2003-02-11 01:26:21

by Kenneth Sumrall

[permalink] [raw]
Subject: Re: Kexec, DMA, and SMP

"Eric W. Biederman" wrote:
>
> Suparna Bhattacharya <[email protected]> writes:
>
> > On Sun, Feb 09, 2003 at 11:39:27AM -0700, Eric W. Biederman wrote:
> > > Corey Minyard <[email protected]> writes:
> > >
> > > With respect to DMA and SMP handling for kexec on panic that case is
> > > much trickier. A lot of the normal methods simply don't apply because
> > > by definition in a panic something is broken, and that something may
> > > be the code we need to cleanly shutdown the hardware. But I an not
> > > ready to sacrifice a method that works well in a properly working
> > > kernel just because the panic case can't use it.
> > >
> > > In getting it working I suggest we start with the easy cases, where
> > > DMA and SMP are not big issues. And then we can have a working
> > > framework.
> >
> > I'd agree. That was also the idea behind the patch we'd just posted
> > for LKCD. With a basic working framework in hand that works for
> > simpler cases, we can now keep working on addressing more and harder
> > situations bit by bit.
>
> Agreed. I guess the primary question is can we trust the current
> device shutdown + reboot notifier path or do we need to make some
> large changes to avoid it.
>
So are the functions registered on the reboot notifier path guaranteed
to be non-blocking? In the kexec on panic case, calls that can block
would obviously be a bad thing. If they can block, perhaps we could add
a new flag SYS_PANIC or something like that to tell the driver to only
do a non-blocking shutdown of the chip.


> > Are you trying to address the possibility that DMA is overwriting
> > memory we are using in the recovery code, due to a runaway driver
> > or other code passing a wrong memory address to a device (e.g. in
> > a corrupted command area) ?
>
> Not primarily. Instead I am trying to address the possibility that
> DMA is overwriting the recovery code due to a device not being shutdown
> properly. Though it would happen to cover many cases of the wrong
> memory address being passed to a device.
>
The problem we were seeing was that rogue DMA from a network interface
chip was corrupting dentry's in the dirent cache when the rebooted
kernel was coming back up. This caused a whole new set of panics. :-(

Ken Sumrall
[email protected]


2003-02-11 04:58:37

by Eric W. Biederman

[permalink] [raw]
Subject: Re: Kexec, DMA, and SMP

Kenneth Sumrall <[email protected]> writes:

> > Suparna Bhattacharya <[email protected]> writes:

> > Agreed. I guess the primary question is can we trust the current
> > device shutdown + reboot notifier path or do we need to make some
> > large changes to avoid it.
> >
> So are the functions registered on the reboot notifier path guaranteed
> to be non-blocking? In the kexec on panic case, calls that can block
> would obviously be a bad thing. If they can block, perhaps we could add
> a new flag SYS_PANIC or something like that to tell the driver to only
> do a non-blocking shutdown of the chip.

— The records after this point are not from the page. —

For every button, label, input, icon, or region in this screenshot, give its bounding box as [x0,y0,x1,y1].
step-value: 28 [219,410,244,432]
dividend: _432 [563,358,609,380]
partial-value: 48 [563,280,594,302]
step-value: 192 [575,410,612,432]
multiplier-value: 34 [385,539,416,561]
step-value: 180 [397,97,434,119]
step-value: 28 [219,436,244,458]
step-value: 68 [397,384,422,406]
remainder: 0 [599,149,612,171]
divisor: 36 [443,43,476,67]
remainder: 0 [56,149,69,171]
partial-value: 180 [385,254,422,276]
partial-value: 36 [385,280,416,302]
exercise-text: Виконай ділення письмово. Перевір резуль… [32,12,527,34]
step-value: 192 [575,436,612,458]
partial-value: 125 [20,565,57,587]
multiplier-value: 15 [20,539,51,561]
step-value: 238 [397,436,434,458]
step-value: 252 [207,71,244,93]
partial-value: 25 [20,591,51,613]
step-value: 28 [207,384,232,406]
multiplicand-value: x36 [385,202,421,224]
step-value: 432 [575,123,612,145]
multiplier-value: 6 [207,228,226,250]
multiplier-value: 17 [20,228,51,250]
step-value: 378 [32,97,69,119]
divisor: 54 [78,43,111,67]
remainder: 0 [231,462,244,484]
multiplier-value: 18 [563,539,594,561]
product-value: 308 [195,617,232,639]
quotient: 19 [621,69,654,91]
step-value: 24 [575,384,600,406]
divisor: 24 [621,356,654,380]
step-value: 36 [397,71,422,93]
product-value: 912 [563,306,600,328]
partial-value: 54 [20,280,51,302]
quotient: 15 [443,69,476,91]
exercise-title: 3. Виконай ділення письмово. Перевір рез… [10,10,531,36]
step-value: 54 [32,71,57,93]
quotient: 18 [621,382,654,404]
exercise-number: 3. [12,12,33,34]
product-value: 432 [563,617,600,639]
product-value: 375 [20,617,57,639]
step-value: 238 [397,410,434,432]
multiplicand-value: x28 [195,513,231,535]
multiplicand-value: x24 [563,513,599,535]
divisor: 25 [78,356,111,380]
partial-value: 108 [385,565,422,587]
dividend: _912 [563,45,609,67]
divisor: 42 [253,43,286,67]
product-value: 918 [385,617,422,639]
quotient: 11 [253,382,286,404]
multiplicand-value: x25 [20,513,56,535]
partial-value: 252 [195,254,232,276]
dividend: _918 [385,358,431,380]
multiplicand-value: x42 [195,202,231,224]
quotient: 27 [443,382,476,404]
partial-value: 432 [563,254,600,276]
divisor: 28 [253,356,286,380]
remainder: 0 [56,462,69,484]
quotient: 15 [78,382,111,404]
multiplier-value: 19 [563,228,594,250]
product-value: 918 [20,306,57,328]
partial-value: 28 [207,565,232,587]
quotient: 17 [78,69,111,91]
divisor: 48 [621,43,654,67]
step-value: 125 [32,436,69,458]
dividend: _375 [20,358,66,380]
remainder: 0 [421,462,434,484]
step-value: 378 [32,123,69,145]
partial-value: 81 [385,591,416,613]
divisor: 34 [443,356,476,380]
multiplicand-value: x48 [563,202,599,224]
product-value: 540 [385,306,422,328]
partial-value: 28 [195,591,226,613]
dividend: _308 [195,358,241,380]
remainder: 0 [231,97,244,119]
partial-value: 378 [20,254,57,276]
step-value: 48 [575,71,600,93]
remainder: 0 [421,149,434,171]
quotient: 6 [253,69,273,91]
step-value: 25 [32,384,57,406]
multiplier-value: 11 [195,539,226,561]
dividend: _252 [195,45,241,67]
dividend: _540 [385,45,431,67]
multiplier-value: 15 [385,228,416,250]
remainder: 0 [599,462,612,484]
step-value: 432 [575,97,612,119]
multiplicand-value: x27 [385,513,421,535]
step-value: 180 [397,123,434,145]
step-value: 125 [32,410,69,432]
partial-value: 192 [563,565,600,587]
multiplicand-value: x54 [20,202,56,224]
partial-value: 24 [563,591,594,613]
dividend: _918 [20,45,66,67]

I think there is some amount of blocking allowed. But that has not be
clearly defined. Note in 2.5.x there is a specific subset
of the reboot notifiers the shutdown() device method. That you
don't need to register a notifier for. The rules are the same
and it is just a little bit cleaner.

> > Not primarily. Instead I am trying to address the possibility that
> > DMA is overwriting the recovery code due to a device not being shutdown
> > properly. Though it would happen to cover many cases of the wrong
> > memory address being passed to a device.
> >
> The problem we were seeing was that rogue DMA from a network interface
> chip was corrupting dentry's in the dirent cache when the rebooted
> kernel was coming back up. This caused a whole new set of panics. :-(

And this a reserved hunk of memory from of memory from say 16MB to 20MB
would handle. As the DMA could never have been setup at that address
it obviously will never be used...

Eric



2003-02-11 16:59:37

by Stephen Hemminger

[permalink] [raw]
Subject: Re: Kexec, DMA, and SMP

On Mon, 2003-02-10 at 21:08, Eric W. Biederman wrote:
> Kenneth Sumrall <[email protected]> writes:
>
> > > Suparna Bhattacharya <[email protected]> writes:
>
> > > Agreed. I guess the primary question is can we trust the current
> > > device shutdown + reboot notifier path or do we need to make some
> > > large changes to avoid it.
> > >
> > So are the functions registered on the reboot notifier path guaranteed
> > to be non-blocking? In the kexec on panic case, calls that can block
> > would obviously be a bad thing. If they can block, perhaps we could add
> > a new flag SYS_PANIC or something like that to tell the driver to only
> > do a non-blocking shutdown of the chip.
>
Some of the network shutdown reboot notifiers can block.
I found this out the hard way when trying to convert notifiers to use RCU
and discovered many warnings. So many that the effort was abandoned.